The next_steps array on a step is evaluated after the step's LLM turn completes. Each entry has a step_name and an optional condition; the first matching condition wins, and a next_steps entry with no condition is the catch-all. If nothing matches, the agent ends the turn in the current step.

Conditions are UserFn expressions using the get() function with JSONPath. The context exposes four top-level keys:

{
"agent": { ... },
"session": { ... },
"tools": { "<tool_config_name>": { "outputs": { "latest": { } } } },
"output": { ... }
}

Agent and session metadata you set elsewhere is reachable under $.agent.metadata.* and $.session.metadata.*. The most recent call of any tool the step used lives at $.tools.<name>.outputs.latest. $.output is the LLM output of the current step — a text field under the default parser, or your JSON fields directly under $.output with a structured parser.

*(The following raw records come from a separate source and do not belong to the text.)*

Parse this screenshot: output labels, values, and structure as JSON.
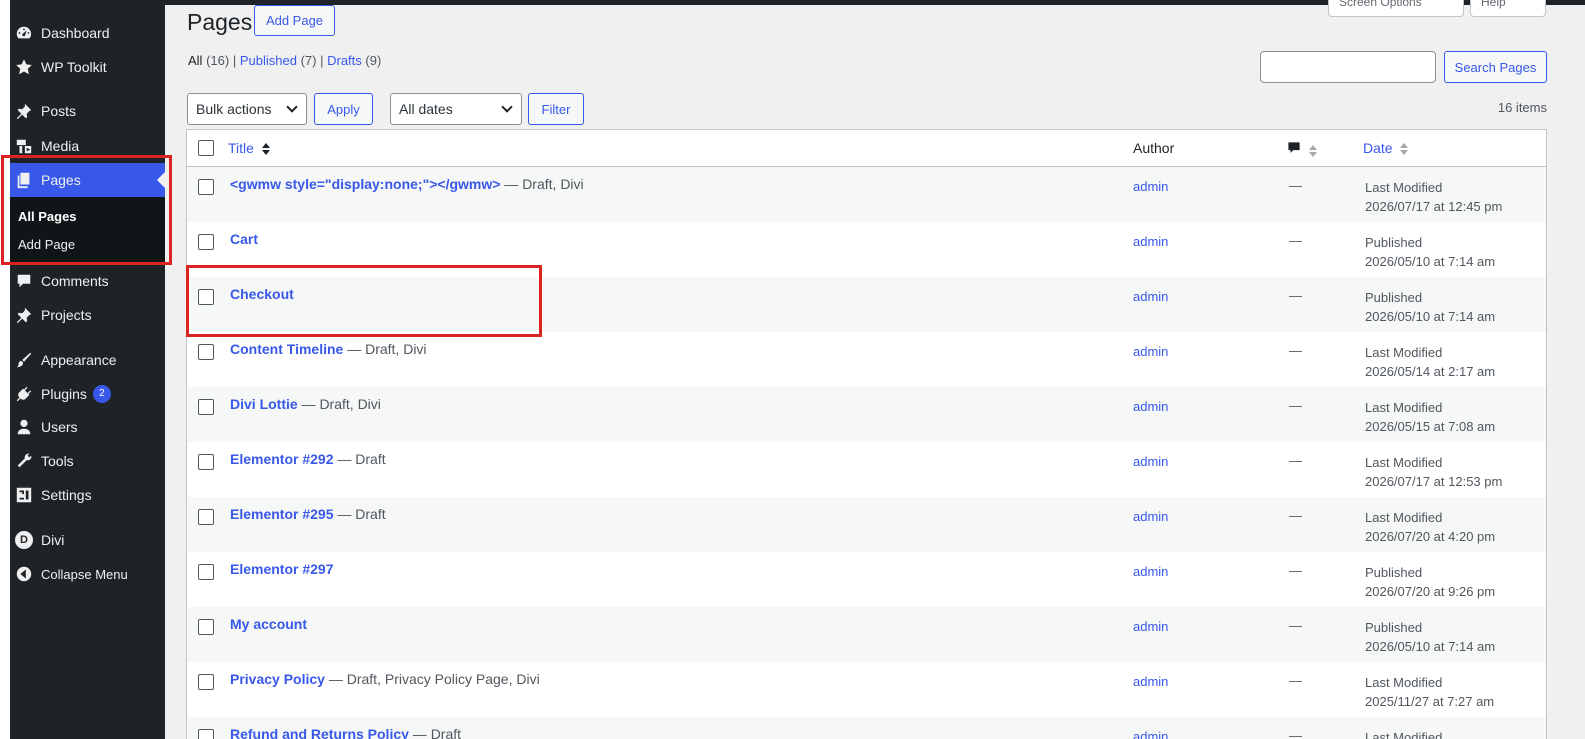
{
  "sidebar": {
    "items": [
      {
        "label": "Dashboard",
        "icon": "dashboard-icon"
      },
      {
        "label": "WP Toolkit",
        "icon": "star-icon"
      },
      {
        "label": "Posts",
        "icon": "pin-icon"
      },
      {
        "label": "Media",
        "icon": "media-icon"
      },
      {
        "label": "Pages",
        "icon": "pages-icon"
      },
      {
        "label": "Comments",
        "icon": "comment-icon"
      },
      {
        "label": "Projects",
        "icon": "pin-icon"
      },
      {
        "label": "Appearance",
        "icon": "brush-icon"
      },
      {
        "label": "Plugins",
        "icon": "plugin-icon",
        "badge": "2"
      },
      {
        "label": "Users",
        "icon": "user-icon"
      },
      {
        "label": "Tools",
        "icon": "wrench-icon"
      },
      {
        "label": "Settings",
        "icon": "settings-icon"
      },
      {
        "label": "Divi",
        "icon": "divi-icon",
        "glyph": "D"
      },
      {
        "label": "Collapse Menu",
        "icon": "collapse-icon"
      }
    ],
    "submenu": {
      "all_pages": "All Pages",
      "add_page": "Add Page"
    }
  },
  "header": {
    "title": "Pages",
    "add_new": "Add Page",
    "screen_options": "Screen Options",
    "help": "Help"
  },
  "filters": {
    "all_label": "All",
    "all_count": "(16)",
    "published_label": "Published",
    "published_count": "(7)",
    "drafts_label": "Drafts",
    "drafts_count": "(9)",
    "separator": "|"
  },
  "search": {
    "value": "",
    "button": "Search Pages"
  },
  "tablenav": {
    "bulk_actions": "Bulk actions",
    "apply": "Apply",
    "dates": "All dates",
    "filter": "Filter",
    "items_count": "16 items"
  },
  "table": {
    "columns": {
      "title": "Title",
      "author": "Author",
      "date": "Date"
    },
    "rows": [
      {
        "title": "<gwmw style=\"display:none;\"></gwmw>",
        "state": " — Draft, Divi",
        "author": "admin",
        "comments": "—",
        "status": "Last Modified",
        "date": "2026/07/17 at 12:45 pm"
      },
      {
        "title": "Cart",
        "state": "",
        "author": "admin",
        "comments": "—",
        "status": "Published",
        "date": "2026/05/10 at 7:14 am"
      },
      {
        "title": "Checkout",
        "state": "",
        "author": "admin",
        "comments": "—",
        "status": "Published",
        "date": "2026/05/10 at 7:14 am"
      },
      {
        "title": "Content Timeline",
        "state": " — Draft, Divi",
        "author": "admin",
        "comments": "—",
        "status": "Last Modified",
        "date": "2026/05/14 at 2:17 am"
      },
      {
        "title": "Divi Lottie",
        "state": " — Draft, Divi",
        "author": "admin",
        "comments": "—",
        "status": "Last Modified",
        "date": "2026/05/15 at 7:08 am"
      },
      {
        "title": "Elementor #292",
        "state": " — Draft",
        "author": "admin",
        "comments": "—",
        "status": "Last Modified",
        "date": "2026/07/17 at 12:53 pm"
      },
      {
        "title": "Elementor #295",
        "state": " — Draft",
        "author": "admin",
        "comments": "—",
        "status": "Last Modified",
        "date": "2026/07/20 at 4:20 pm"
      },
      {
        "title": "Elementor #297",
        "state": "",
        "author": "admin",
        "comments": "—",
        "status": "Published",
        "date": "2026/07/20 at 9:26 pm"
      },
      {
        "title": "My account",
        "state": "",
        "author": "admin",
        "comments": "—",
        "status": "Published",
        "date": "2026/05/10 at 7:14 am"
      },
      {
        "title": "Privacy Policy",
        "state": " — Draft, Privacy Policy Page, Divi",
        "author": "admin",
        "comments": "—",
        "status": "Last Modified",
        "date": "2025/11/27 at 7:27 am"
      },
      {
        "title": "Refund and Returns Policy",
        "state": " — Draft",
        "author": "admin",
        "comments": "—",
        "status": "Last Modified",
        "date": ""
      }
    ]
  },
  "colors": {
    "accent": "#3858e9",
    "sidebar": "#1d2327",
    "highlight": "#d22222"
  }
}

get('$.output.intent') == 'sales'
get('$.session.metadata.tier') == 'enterprise' and get('$.output.urgent') == true

next_steps are evaluated once, after the step's final text turn — not between tool calls within a step.

Session history across steps

When the agent transitions between steps, the session history is preserved in full. The new step sees all prior user messages, agent outputs, tool calls, and tool outputs — it just applies a different system prompt on top of them. This is the main thing that distinguishes steps from sub-agents, which run with a fresh history.

When to reach for steps

Typical uses:

  • Classification and routing. A classifier step reads the user input, decides which specialist step should handle the rest, and transitions.
  • Phase-structured workflows. An investigation that genuinely has distinct gather → analyze → report phases, where each phase benefits from different guidance and tool access.
  • Gated escalation. A support step that transitions to an escalate_to_human step once a condition is met.
  • Plan-then-execute. See the dedicated section below.

Plan-then-execute

A plan step with read-only tools produces a structured plan and writes it to an artifact via artifact_create. An execute step with write access calls artifact_read to load the plan and carries it out. Front-loading the thinking keeps the implementation turns focused and leaves a durable plan the agent can re-read on later turns. This is the same pattern Claude Code's plan mode uses.

{
"first_step_name": "plan",
"steps": {
"plan": {
"instructions": [{ "type": "inline", "template": "Produce a plan. Do not act. Call artifact_create with the plan." }],
"allowed_tools": ["artifact_create", "search"],
"next_steps": [{ "step_name": "execute" }]
},
"execute": {
"instructions": [{ "type": "inline", "template": "Call artifact_read to load the plan, then carry it out." }],
"allowed_tools": ["artifact_read", "write_file"]
}
}
}

When not to use steps:

  • If the phases differ only in tone or style, a single step with good instructions is simpler.
  • If you want isolated context for a side task, use a sub-agent.
  • If you just need to remind the agent of something as the session grows, use a reminder.

Limits

A single session turn can transition between steps at most 500 times before the platform stops execution with a step_transition_limit_exceeded event. In practice this only triggers when two steps ping-pong at each other via mis-written conditions — a real workflow rarely crosses a dozen transitions. Treat the ceiling as a loop-breaker, not a budget to spend.

Transitions run serially; an agent is never in two steps at once. Use sub-agents when you need parallel work.